Compare similarity calculated for BAAI embeddings:  [[0.93870836 0.83786722]
 [0.83625949 0.95773762]]
and for multilingual embeddings:  [[0.72642046 0.06265945]
 [0.09025782 0.83387566]]


### Method 3: Loading model directly

In [27]:
from transformers import AutoTokenizer, AutoModel
import torch

# Define a function to compute embeddings and their cosine similarity


def compute_similarity_direct(sentences_1, sentences_2, model_name):
    # Initialize the tokenizer and model with the specified model name
    tokenizer = AutoTokenizer.from_pretrained(model_name)
    model = AutoModel.from_pretrained(model_name)
    model.eval()

    # Tokenize and encode the first set of sentences
    encoded_input_1 = tokenizer(
        sentences_1, padding=True, truncation=True, return_tensors='pt')
    # Tokenize and encode the second set of sentences
    encoded_input_2 = tokenizer(
        sentences_2, padding=True, truncation=True, return_tensors='pt')

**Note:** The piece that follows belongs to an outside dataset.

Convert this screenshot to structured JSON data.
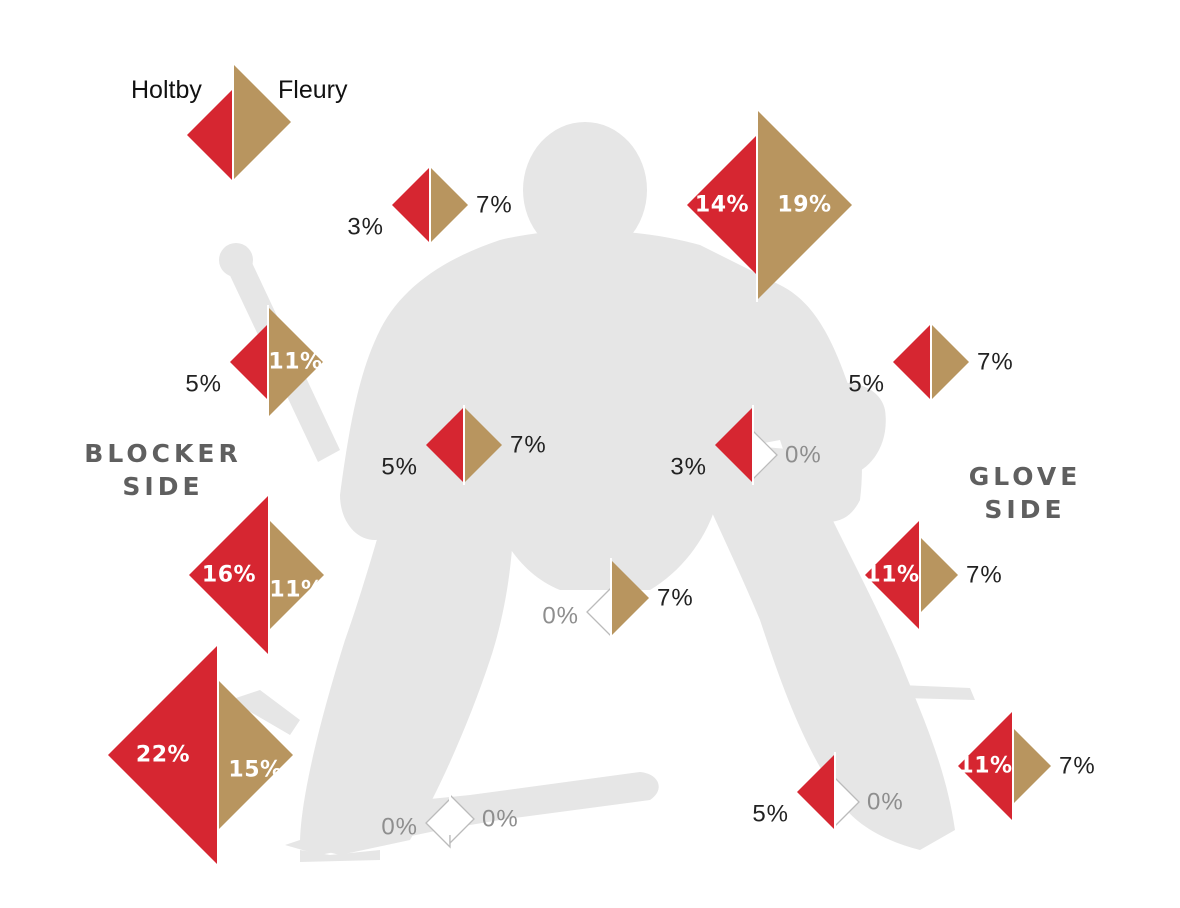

    # Generate embeddings for the first set of sentences without gradient calculation for efficiency
    with torch.no_grad():
        model_output_1 = model(**encoded_input_1)
        # Extract the [CLS] token's embeddings as sentence embeddings
        sentence_embeddings_1 = model_output_1[0][:, 0]

    # Generate embeddings for the second set of sentences
    with torch.no_grad():
        model_output_2 = model(**encoded_input_2)
        # Extract the [CLS] token's embeddings as sentence embeddings
        sentence_embeddings_2 = model_output_2[0][:, 0]

    # Normalize the embeddings to unit length
    embeddings_1 = torch.nn.functional.normalize(
        sentence_embeddings_1, p=2, dim=1)
    embeddings_2 = torch.nn.functional.normalize(
        sentence_embeddings_2, p=2, dim=1)

    # Calculate and return the cosine similarity matrix
    return embeddings_1 @ embeddings_2.T


# Compute the similarity using the BAAI model
similarity_baai_direct = compute_similarity_direct(
    sentences_1, sentences_2, model_baai)
# Compute the similarity using the multilingual model
similarity_multi_direct = compute_similarity_direct(
    sentences_1, sentences_2, model_multi)

# Print the similarity results for comparison
print("Compare similarity calculated for BAAI embeddings: ", similarity_baai_direct)
print("and for multilingual embeddings: ", similarity_multi_direct)

Compare similarity calculated for BAAI embeddings:  tensor([[0.9387, 0.8379],
        [0.8363, 0.9577]])
and for multilingual embeddings:  tensor([[0.7713, 0.3157],
        [0.3659, 0.8487]])


The discrepancy in the embeddings and resulting similarity scores you're observing between the first two and the third methods arises from the differences in how the embeddings are generated, even though the same underlying model (`"sentence-transformers/distiluse-base-multilingual-cased-v2"`) is used.

In the first two functions, we're using the libraries, which are specifically designed to produce **sentence embeddings**. These libraries apply additional processing steps to the raw model outputs to produce optimized sentence-level embeddings.

While when we are loading a model directly from the Hugging Face transformers library, we manually handle the model's output to generate embeddings, selecting the first token's output `([0][:, 0])` as the sentence representation, which is typically a token in BERT-like models. This approach doesn't necessarily align with how sentence transformers are designed to produce sentence embeddings.

If you're looking to maintain consistency in embedding generation across different parts of your code or application, *it's crucial to use the same method for embedding generation*.